You started a new project and are excited to put your new PyTorch skills to use, or perhaps you want to build the most advanced AI system that solves every problem your customer has.
That’s the feeling we all get when learning new things.
The fact is when you onboard to a new project you get handed over API keys for Google Cloud and AWS, gets you the name of the bucket where the bunch of pdf are sitting and you are getting asked to analyze the data as “ML Engineer”, but to analyze the data you need to move the data from those buckets, clean the data, organize it and set a system that updates itself.
This is an everyday thing for everyone that worked in the data industry. In fact, most Data Engineers I know started as ML Engineers or Data Scientists. The reality is that the curated data you have for ML projects is not how real work is done, and it is only a small percentage of the work you will do, especially at the early stages of your career.
If you got into a company that separates responsibilities, the intersection between ML Engineer and Data Engineer is still important.
This 2015 diagram outlines the requirements and needs for a machine learning system to function.
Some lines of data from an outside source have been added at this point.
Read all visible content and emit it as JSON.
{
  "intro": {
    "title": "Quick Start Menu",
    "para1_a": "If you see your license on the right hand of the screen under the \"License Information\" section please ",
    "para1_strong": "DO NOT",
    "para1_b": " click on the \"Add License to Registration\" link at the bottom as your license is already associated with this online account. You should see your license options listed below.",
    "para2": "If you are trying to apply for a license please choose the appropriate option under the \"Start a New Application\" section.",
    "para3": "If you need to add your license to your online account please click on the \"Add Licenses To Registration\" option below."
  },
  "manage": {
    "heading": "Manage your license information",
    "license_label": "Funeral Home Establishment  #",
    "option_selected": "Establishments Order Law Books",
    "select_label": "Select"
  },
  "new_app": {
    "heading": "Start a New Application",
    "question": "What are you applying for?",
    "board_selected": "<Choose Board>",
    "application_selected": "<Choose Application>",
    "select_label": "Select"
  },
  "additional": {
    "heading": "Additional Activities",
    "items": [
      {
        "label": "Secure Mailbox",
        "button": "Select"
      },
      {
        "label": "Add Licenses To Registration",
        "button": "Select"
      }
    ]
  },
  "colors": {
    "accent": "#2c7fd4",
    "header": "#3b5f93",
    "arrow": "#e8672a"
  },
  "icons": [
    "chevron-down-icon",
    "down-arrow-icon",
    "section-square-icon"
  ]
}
Many of the requirements require Data Engineering skills, as they involve managing data and joining pieces together.
Yeah, the code was never the problem.
As you grow in skills and seniority, you may step down from being a full-stack developer, but your communication across teams will be demanded even more, and you need to effectively communicate with other teams, identify blockers, gather requirements, and different aspects of the data lifecycle, which means your data engineering skills become even more important.
Understanding the entire data cycle helps you grow. Data Engineering is one of those skills you shouldn’t miss out on learning if you want to build a long and successful career.